Take for four quails the half-breast of a cooked chicken] (cut into small pieces), six button mushrooms, two or three truffles, and two ounces of foie gras; mix these with the sauce prepared as below, leave till nearly set, then use.
Put a dessertspoonful of Bovril into a stewpan with a quarter-pint of Tomato sauce (vol. i.), a wineglassful of sherry, and half a pint of aspic jelly; reduce to half the quantity, keep skimmed while boiling, then tammy, and use.
Set a plain timbal mould that is filled with cold water in the charged ice-cave for two and a half to three hours; when frozen dip into cold water, turn out the ice, and put in centre of dish on which the quails are to be served, first placing between the timbal and the dish a little wadding.
Take some singed and cleansed larks, bone them, but leave the feet and bottom part of the leg bone on, then by means of a forcing bag and plain pipe farce each bird with a puree prepared as below; form them into neat shapes, wrap each bird in a band of buttered foolscap paper, tie them up with thin string, put them in a tin with a little warm butter and bake for about fifteen minutes, during which time keep them well basted; set them aside till cold, then mask them with fawn-coloured Chaudfroid sauce (see recipe), and when this is set mask all over with aspic jelly. When quite cold trim them and dish them up on a border of Aspic cream, as below, standing them against a crouton of fried bread; then by means of a forcing bag and pipe garnish between the larks with finely-chopped Aspic cream; arrange here and there some Financiere garnish that has been masked with aspic jelly and also some finely-shredded cut truffles. Arrange just above the top of the larks the heads of the birds prepared as follows: - Cleanse the heads and roll them up in buttered paper, then cook them in a moderate oven for five minutes; set aside till cold and brush each over with warm glaze or cool aspic jelly; cut out with a pea-cutter some little rounds of hard-boiled white of egg to fit the birds' eyes, place these in the spaces and in the centre of this place a smaller round of red chilli, then mask over with aspic jelly.

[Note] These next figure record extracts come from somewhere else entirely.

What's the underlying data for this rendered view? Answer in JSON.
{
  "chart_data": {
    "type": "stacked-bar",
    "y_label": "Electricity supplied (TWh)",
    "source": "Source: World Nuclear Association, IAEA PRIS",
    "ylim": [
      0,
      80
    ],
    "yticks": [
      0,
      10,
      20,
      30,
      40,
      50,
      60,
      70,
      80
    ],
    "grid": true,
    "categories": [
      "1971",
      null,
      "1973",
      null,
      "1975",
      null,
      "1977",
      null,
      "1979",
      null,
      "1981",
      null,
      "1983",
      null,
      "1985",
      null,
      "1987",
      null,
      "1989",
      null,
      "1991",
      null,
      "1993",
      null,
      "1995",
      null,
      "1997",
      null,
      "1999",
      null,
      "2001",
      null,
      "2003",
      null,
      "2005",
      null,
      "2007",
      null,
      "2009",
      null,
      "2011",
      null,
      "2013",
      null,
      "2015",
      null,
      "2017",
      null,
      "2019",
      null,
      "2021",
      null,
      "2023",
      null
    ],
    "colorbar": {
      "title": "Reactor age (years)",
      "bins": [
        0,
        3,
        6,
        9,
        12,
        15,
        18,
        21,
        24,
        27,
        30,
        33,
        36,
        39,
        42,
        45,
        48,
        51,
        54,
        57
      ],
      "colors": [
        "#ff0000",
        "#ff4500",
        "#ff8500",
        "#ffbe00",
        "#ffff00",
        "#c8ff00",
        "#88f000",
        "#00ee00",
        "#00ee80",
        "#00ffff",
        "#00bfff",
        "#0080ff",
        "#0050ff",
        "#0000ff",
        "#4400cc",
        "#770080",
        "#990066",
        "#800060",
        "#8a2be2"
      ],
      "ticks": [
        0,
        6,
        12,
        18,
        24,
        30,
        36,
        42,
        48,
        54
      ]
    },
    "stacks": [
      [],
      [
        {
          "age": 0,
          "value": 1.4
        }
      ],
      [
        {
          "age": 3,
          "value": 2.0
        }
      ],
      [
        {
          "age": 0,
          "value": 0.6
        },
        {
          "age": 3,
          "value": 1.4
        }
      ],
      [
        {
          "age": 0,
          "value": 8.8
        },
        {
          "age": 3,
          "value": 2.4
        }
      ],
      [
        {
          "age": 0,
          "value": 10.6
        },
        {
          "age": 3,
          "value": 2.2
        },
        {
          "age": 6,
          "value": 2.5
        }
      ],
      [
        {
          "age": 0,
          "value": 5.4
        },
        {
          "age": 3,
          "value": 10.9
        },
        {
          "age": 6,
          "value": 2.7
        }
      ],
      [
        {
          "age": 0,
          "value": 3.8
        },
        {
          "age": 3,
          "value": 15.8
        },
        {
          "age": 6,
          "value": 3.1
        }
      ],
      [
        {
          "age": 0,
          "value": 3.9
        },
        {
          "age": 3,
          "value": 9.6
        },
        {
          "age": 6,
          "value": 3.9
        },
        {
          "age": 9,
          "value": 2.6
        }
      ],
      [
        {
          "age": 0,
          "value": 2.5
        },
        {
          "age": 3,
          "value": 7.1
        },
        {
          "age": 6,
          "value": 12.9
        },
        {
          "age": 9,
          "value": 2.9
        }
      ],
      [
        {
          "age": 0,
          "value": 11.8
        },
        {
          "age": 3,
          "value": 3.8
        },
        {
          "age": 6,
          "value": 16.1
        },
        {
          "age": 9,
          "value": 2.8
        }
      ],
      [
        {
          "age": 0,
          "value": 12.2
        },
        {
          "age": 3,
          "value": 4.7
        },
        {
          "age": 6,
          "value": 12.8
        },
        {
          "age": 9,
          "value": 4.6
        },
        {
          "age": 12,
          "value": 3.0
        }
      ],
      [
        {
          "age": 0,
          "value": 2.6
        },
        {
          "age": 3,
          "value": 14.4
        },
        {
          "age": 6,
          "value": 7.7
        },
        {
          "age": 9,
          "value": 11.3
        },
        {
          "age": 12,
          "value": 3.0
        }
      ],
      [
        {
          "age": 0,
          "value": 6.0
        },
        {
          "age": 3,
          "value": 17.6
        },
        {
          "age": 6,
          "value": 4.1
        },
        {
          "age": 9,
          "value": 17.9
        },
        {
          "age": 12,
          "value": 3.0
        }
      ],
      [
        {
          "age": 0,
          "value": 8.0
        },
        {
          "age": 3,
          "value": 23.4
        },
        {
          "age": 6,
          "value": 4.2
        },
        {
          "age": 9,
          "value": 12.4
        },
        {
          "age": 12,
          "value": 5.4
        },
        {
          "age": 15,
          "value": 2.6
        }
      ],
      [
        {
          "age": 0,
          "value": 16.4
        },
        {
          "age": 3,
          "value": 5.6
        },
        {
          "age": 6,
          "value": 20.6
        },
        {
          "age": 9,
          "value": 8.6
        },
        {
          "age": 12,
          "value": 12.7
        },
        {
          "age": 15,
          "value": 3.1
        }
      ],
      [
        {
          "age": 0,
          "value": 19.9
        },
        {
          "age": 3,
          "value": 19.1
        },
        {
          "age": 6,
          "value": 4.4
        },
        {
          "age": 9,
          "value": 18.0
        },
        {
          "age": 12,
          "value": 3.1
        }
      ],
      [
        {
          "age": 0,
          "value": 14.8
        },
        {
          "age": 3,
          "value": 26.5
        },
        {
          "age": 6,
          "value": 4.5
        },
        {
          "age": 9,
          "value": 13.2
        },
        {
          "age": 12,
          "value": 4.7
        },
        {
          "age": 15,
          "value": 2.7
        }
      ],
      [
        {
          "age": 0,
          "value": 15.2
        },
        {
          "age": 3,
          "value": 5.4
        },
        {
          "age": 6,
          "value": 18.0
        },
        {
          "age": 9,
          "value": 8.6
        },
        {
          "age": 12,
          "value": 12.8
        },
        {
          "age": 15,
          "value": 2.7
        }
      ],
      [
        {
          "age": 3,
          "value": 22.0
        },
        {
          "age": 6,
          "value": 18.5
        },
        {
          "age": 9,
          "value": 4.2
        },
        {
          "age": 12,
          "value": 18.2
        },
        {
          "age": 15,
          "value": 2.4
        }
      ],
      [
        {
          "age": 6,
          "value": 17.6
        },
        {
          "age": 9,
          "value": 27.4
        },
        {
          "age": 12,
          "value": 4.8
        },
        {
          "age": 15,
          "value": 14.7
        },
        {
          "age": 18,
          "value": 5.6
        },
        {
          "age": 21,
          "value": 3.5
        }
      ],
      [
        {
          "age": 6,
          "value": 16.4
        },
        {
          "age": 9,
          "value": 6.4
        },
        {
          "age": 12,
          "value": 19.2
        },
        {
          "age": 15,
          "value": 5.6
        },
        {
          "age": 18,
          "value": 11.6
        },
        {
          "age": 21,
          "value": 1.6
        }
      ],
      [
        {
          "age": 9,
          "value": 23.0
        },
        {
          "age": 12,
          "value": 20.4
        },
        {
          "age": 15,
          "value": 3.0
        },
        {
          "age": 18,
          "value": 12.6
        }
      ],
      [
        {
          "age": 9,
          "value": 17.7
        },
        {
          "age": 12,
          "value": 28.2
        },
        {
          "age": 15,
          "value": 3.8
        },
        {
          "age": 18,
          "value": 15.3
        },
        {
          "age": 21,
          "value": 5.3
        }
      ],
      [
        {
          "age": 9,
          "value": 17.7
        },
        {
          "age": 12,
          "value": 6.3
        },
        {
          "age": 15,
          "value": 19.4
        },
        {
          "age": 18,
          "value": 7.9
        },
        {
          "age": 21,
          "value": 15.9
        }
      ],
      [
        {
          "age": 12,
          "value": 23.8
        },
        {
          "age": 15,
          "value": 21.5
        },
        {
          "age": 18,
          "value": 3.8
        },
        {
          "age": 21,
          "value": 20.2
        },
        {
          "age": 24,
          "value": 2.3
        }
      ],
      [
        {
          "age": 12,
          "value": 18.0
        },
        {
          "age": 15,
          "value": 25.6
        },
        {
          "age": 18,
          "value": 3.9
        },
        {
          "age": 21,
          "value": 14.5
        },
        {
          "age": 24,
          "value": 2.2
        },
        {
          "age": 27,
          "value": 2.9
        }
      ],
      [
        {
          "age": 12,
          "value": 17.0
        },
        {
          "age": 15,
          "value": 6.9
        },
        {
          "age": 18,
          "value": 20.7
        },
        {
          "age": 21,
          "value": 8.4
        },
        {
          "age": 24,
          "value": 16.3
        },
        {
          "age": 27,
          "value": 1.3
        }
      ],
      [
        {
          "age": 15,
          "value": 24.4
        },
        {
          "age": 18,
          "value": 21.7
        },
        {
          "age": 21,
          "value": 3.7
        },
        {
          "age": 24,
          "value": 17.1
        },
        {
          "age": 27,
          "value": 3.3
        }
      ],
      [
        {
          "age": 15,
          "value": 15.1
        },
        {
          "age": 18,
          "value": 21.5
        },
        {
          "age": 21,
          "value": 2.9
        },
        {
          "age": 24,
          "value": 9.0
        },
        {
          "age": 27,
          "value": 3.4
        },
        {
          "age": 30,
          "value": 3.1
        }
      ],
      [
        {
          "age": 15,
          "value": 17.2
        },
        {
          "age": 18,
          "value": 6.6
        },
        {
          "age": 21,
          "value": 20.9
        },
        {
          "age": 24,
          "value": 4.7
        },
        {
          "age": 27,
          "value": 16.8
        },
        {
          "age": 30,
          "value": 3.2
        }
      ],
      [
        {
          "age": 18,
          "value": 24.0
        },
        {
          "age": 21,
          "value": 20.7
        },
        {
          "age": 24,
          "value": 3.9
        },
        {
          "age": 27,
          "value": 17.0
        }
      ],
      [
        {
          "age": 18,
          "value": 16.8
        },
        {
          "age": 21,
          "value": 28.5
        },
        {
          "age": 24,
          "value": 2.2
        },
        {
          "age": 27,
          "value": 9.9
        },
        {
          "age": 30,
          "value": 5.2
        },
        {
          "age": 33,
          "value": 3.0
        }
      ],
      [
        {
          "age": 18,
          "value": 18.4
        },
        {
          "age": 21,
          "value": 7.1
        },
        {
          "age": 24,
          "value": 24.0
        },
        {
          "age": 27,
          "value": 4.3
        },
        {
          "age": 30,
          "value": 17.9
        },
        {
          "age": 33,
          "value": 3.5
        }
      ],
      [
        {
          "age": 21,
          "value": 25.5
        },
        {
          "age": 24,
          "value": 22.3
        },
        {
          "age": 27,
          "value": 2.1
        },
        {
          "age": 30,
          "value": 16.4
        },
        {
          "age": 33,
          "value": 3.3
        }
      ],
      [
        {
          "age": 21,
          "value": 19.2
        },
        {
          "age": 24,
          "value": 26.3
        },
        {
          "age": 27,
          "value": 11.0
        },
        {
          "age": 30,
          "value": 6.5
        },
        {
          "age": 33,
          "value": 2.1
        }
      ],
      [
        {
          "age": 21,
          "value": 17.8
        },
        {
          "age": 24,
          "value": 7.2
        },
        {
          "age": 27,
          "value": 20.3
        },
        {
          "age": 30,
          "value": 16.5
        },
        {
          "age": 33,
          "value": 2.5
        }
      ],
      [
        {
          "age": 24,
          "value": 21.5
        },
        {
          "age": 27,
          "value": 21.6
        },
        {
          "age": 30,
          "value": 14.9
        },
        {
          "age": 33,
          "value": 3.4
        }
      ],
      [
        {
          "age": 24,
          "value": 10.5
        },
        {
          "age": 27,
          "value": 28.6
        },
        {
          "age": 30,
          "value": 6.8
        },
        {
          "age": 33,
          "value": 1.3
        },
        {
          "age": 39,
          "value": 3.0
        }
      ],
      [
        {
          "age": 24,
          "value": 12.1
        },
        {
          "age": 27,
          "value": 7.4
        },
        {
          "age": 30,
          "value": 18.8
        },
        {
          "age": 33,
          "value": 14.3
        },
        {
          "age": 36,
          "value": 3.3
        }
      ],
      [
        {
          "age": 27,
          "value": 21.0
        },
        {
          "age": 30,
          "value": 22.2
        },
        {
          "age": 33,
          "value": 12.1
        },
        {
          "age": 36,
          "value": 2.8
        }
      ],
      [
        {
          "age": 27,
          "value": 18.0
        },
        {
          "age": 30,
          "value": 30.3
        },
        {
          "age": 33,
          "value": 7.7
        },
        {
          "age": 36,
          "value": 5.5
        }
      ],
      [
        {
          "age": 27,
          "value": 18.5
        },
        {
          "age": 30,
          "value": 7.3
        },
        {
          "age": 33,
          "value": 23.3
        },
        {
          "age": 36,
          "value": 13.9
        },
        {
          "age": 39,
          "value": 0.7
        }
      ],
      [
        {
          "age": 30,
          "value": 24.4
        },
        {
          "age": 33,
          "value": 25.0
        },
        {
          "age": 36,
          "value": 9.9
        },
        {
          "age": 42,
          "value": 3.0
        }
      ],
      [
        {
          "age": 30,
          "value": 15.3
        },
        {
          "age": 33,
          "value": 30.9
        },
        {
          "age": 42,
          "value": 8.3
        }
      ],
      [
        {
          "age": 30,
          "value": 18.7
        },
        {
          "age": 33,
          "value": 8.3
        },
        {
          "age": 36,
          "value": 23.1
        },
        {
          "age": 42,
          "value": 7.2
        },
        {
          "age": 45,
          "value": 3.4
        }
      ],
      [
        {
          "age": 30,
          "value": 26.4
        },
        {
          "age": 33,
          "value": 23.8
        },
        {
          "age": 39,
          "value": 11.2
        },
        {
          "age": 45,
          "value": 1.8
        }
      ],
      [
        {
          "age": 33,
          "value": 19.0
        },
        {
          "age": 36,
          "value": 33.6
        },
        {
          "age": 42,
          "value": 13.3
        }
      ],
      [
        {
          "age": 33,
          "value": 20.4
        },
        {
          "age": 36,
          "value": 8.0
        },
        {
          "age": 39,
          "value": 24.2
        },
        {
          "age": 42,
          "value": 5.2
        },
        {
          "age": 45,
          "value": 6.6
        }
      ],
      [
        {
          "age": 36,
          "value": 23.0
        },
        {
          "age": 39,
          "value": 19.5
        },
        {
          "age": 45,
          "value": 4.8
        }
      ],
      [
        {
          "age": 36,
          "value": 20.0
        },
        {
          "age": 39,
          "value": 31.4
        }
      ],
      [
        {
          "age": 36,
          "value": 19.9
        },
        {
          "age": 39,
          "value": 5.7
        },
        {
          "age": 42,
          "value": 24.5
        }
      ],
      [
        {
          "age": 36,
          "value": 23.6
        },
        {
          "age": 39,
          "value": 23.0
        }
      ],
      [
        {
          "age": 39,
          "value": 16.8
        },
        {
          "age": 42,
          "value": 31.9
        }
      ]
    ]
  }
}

Take, for twelve birds, six ounces of cooked pheasant or chicken, six raw bearded oysters and their liquor, two ounces of pate de foie gras, two tablespoonfuls of good Brown sauce (vol. i.), a teaspoonful of warm glaze, two ounces of panard, and two raw yolks of eggs; pound till smooth, season with a dust of Marshall's Coralline Pepper and a little salt, rub through a wire sieve, mix with two or three French red chillies that have been freed from seeds and cut up in little square pieces, put into a forcing bag with a plain pipe, and use.